The new computational component in this study is the annihilation (for each template) of the water-template interactions using a TI procedure. Unlike the loop-water TI, one would expect the accuracy of the water–template TI to depend strongly on the system size. Thus, for Nwater ≤ 140 the errors are relatively small and the results for the free-bound differences in the total free energy and energy, ΔFsum and ΔEtotal are comparable, while for Nwater = 160 the errors become larger (in particular for the Lennard-Jones part of the water-template TI) and a significant increase in ΔFsum and ΔEtotal occurs.
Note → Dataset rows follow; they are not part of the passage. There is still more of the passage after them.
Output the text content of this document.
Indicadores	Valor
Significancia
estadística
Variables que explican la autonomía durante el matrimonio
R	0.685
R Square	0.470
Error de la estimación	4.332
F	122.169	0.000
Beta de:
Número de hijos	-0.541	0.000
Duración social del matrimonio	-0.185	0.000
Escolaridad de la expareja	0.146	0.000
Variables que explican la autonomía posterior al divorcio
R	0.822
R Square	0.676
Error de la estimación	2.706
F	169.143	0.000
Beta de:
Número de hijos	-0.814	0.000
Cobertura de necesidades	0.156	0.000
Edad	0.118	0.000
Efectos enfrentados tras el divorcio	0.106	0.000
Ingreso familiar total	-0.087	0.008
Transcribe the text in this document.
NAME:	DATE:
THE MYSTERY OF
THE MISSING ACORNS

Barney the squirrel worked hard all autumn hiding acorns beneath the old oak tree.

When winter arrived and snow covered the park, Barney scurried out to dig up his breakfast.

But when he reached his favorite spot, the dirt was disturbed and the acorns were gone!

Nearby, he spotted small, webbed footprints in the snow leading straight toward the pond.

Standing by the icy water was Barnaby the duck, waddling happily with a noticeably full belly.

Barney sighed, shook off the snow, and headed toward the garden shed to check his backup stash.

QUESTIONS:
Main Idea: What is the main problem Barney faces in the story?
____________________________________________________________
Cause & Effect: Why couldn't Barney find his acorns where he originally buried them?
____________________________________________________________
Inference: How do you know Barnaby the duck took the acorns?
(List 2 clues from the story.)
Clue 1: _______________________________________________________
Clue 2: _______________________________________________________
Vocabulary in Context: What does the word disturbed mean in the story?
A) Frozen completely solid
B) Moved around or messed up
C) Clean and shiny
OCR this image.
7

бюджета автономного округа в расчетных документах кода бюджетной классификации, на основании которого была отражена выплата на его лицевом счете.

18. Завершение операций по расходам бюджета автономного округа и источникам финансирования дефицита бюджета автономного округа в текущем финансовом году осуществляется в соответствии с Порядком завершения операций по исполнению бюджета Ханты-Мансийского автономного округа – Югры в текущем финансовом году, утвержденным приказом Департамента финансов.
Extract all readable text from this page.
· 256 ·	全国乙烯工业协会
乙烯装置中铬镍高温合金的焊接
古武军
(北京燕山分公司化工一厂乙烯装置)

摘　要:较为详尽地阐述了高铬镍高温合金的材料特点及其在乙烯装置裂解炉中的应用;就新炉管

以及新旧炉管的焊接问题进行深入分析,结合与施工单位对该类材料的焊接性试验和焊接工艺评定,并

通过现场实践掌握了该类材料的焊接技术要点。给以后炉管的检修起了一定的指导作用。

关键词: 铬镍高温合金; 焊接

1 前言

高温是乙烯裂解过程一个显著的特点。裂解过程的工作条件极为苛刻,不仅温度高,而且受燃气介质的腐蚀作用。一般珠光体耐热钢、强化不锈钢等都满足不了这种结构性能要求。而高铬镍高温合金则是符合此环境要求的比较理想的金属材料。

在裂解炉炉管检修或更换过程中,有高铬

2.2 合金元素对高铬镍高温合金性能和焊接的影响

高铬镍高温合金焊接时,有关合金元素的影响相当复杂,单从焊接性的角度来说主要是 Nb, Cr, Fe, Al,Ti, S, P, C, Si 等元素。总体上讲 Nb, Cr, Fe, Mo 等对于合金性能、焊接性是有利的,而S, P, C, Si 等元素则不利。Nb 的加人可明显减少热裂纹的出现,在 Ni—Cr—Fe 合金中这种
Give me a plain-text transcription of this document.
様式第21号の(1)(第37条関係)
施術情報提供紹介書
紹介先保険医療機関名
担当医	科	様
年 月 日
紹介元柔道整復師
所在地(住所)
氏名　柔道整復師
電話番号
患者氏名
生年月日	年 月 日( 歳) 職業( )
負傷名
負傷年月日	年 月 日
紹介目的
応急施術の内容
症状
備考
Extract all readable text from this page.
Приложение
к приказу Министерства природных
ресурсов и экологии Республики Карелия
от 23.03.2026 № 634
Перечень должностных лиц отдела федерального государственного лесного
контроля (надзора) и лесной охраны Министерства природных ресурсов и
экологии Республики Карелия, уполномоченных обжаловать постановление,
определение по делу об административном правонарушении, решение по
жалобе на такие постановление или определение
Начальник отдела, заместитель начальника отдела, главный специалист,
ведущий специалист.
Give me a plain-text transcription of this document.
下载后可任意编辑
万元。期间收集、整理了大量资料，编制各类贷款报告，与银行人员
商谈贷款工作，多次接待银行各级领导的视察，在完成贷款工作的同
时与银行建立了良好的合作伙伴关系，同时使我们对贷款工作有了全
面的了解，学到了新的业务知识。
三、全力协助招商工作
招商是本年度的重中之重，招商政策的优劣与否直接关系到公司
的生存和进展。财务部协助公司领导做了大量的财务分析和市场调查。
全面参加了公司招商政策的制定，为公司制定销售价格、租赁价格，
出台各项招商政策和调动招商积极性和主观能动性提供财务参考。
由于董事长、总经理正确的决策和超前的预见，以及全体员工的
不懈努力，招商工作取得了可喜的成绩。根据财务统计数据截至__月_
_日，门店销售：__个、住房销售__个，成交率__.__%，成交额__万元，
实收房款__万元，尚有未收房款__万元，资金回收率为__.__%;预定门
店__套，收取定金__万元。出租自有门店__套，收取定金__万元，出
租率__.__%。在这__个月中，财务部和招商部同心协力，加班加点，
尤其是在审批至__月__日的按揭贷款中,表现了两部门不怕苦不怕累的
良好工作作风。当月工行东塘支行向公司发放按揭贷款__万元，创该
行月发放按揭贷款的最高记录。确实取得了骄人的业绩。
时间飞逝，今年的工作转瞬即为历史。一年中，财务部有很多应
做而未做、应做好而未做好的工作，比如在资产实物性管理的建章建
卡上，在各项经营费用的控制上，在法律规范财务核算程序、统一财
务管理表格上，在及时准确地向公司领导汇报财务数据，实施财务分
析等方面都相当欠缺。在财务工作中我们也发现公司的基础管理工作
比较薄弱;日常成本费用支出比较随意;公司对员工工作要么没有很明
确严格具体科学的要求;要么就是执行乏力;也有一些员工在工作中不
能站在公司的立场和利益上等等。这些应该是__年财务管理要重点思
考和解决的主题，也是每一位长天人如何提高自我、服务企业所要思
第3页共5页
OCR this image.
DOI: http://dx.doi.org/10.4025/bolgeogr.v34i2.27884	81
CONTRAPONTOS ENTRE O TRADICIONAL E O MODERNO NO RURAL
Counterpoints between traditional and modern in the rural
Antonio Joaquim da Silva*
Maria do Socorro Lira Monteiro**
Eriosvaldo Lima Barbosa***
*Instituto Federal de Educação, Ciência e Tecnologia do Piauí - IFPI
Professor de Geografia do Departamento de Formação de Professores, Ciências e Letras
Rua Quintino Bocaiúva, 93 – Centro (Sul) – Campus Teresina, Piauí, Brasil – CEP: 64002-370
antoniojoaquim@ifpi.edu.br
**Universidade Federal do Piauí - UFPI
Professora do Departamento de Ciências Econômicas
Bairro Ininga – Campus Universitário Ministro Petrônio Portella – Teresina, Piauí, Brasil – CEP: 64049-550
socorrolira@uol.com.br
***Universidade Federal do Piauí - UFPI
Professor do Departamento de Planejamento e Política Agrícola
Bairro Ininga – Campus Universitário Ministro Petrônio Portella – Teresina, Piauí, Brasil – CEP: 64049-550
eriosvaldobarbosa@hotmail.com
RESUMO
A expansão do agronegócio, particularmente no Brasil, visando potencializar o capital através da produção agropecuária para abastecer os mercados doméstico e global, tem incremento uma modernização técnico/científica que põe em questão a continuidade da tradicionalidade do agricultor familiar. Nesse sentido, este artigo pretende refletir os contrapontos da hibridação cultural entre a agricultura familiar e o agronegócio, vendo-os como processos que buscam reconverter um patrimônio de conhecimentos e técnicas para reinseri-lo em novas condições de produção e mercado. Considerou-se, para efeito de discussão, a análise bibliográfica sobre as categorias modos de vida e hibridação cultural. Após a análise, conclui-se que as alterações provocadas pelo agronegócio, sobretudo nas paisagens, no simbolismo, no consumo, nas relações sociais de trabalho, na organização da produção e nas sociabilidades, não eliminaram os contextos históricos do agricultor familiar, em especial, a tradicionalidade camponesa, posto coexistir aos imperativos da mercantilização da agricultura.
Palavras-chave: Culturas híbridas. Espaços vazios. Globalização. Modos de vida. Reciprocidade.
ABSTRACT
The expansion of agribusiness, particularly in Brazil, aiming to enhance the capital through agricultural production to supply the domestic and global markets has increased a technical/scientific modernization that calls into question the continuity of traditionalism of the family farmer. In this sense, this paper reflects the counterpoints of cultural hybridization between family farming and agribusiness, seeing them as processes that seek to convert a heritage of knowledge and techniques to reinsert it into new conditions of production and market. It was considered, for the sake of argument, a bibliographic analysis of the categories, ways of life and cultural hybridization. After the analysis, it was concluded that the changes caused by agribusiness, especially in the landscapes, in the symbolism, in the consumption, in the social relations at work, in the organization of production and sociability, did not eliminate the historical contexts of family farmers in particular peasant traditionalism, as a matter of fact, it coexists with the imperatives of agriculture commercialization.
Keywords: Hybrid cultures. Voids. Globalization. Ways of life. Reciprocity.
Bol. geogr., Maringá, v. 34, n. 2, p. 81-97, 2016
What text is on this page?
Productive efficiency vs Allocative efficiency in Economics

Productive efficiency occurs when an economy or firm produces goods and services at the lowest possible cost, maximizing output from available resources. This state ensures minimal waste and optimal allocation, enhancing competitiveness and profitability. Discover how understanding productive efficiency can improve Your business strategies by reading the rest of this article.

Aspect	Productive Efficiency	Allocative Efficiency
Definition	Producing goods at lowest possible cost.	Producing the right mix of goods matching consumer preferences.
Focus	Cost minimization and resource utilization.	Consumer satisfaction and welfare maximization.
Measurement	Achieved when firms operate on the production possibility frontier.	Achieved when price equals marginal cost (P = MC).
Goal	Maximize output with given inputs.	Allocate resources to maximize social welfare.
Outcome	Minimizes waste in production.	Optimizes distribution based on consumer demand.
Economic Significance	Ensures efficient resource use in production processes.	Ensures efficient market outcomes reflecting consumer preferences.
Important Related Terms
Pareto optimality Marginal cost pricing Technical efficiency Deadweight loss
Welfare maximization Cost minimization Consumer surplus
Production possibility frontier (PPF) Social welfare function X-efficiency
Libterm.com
We attribute this jump in the results to changes in the configuration of water stemming from the increase in water pressure in the sphere as the number of waters grows.
Finally, calculation of ΔFloop based on separate templates which are cut from the free and bound crystal structures is more realistic than using a single common template for both loop conformations. ΔFloop should also be considered in the calculation of the absolute free energy of binding when the conformational change of the loop is due to ligand binding is of an induced fit type. Thus, while the present calculations show that recovering the experimental result, ΔFloop = Ffree − Fbound ~ −4 kcal/mol is not straightforward, to achieve improvement more research is needed, which will be based on the conclusions of the initial work carried out here, as specified in the summary of the previous section.